Deux vaccins à base de sous-unités protéiques : « DB fusion » (177) et « 34 kDa OmpA » (178) (Tableau 5), testés dans des modèles animaux, seraient capables d’assurer une large protection contre tous les sérotypes majeurs de Shigella. La construction « DB fusion » pourrait bientôt entrer en phase clinique où elle sera administrée, par voie intradermique, avec un adjuvant (dmLT) afin d’induire une réponse systémique et mucosale (179).
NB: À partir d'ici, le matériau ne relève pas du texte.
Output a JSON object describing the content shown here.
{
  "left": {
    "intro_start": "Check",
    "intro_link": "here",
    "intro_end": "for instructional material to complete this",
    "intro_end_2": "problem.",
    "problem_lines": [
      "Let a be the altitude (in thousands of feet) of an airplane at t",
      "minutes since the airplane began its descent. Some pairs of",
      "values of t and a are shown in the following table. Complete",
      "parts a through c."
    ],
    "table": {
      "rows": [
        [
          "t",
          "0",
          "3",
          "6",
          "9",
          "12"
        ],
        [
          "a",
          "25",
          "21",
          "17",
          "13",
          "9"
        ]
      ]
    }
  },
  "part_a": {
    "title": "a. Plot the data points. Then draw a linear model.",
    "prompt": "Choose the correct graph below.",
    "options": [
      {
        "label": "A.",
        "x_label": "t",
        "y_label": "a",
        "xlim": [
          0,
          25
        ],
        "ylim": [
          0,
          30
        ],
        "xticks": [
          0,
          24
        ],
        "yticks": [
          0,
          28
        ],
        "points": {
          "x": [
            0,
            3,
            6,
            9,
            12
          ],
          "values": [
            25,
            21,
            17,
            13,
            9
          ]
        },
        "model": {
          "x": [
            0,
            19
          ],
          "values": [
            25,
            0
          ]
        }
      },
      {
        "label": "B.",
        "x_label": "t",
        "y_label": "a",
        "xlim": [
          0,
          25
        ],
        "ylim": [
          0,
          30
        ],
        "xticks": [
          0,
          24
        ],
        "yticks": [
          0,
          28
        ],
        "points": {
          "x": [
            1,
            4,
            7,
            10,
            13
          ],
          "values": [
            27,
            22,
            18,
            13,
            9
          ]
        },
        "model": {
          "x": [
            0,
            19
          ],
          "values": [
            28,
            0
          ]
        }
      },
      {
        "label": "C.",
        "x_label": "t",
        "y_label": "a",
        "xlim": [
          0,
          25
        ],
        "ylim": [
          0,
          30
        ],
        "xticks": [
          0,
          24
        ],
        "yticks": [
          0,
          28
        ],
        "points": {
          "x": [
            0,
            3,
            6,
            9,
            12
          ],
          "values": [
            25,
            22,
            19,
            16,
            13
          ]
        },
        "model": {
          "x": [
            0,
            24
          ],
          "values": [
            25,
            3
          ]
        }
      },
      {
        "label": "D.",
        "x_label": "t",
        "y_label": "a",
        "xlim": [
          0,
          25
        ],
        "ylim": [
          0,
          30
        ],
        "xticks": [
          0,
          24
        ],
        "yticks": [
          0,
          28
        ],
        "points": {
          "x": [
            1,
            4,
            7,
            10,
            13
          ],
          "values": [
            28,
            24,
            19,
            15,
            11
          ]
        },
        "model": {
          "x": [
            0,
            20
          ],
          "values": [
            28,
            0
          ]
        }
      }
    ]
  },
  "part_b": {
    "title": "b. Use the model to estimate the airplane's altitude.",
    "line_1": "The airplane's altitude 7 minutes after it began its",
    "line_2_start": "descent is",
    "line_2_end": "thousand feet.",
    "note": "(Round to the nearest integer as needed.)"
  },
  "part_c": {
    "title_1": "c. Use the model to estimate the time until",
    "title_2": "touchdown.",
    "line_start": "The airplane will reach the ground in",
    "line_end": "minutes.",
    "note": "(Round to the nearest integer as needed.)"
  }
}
Comme décrit ci-dessus, la recherche ces dernières années est très active pour le développement de nouveaux candidats pour un vaccin contre Shigella. Les candidats constitués de protéines de surface bien conservées parmi les sérotypes de Shigella, sont en début de développement et leur capacité à induire des réponses immunitaires suffisantes pour être protecteurs et efficaces chez l’Homme reste inconnue. Il en est de même, pour les vaccins cellulaires inactivés qui bien qu’ayant montré leur

53 pouvoir immunogène, doivent encore montrer qu’ils sont assez protecteurs chez l’Homme. Un vaccin idéal devrait être (i) facile à administrer, de préférence oralement, qui est la voie la plus efficace pour induire une réponse mucosale ; (ii) bien toléré par les patients ; (iii) capable d’assurer une protection à long terme avec une grande efficacité ; (iv) administré à une dose unique ; (v) polyvalent c’est-à-dire dirigé contre la grande majorité des sérotypes de Shigella responsables d’infections endémiques et épidémiques ; et enfin (vi) facile à produire.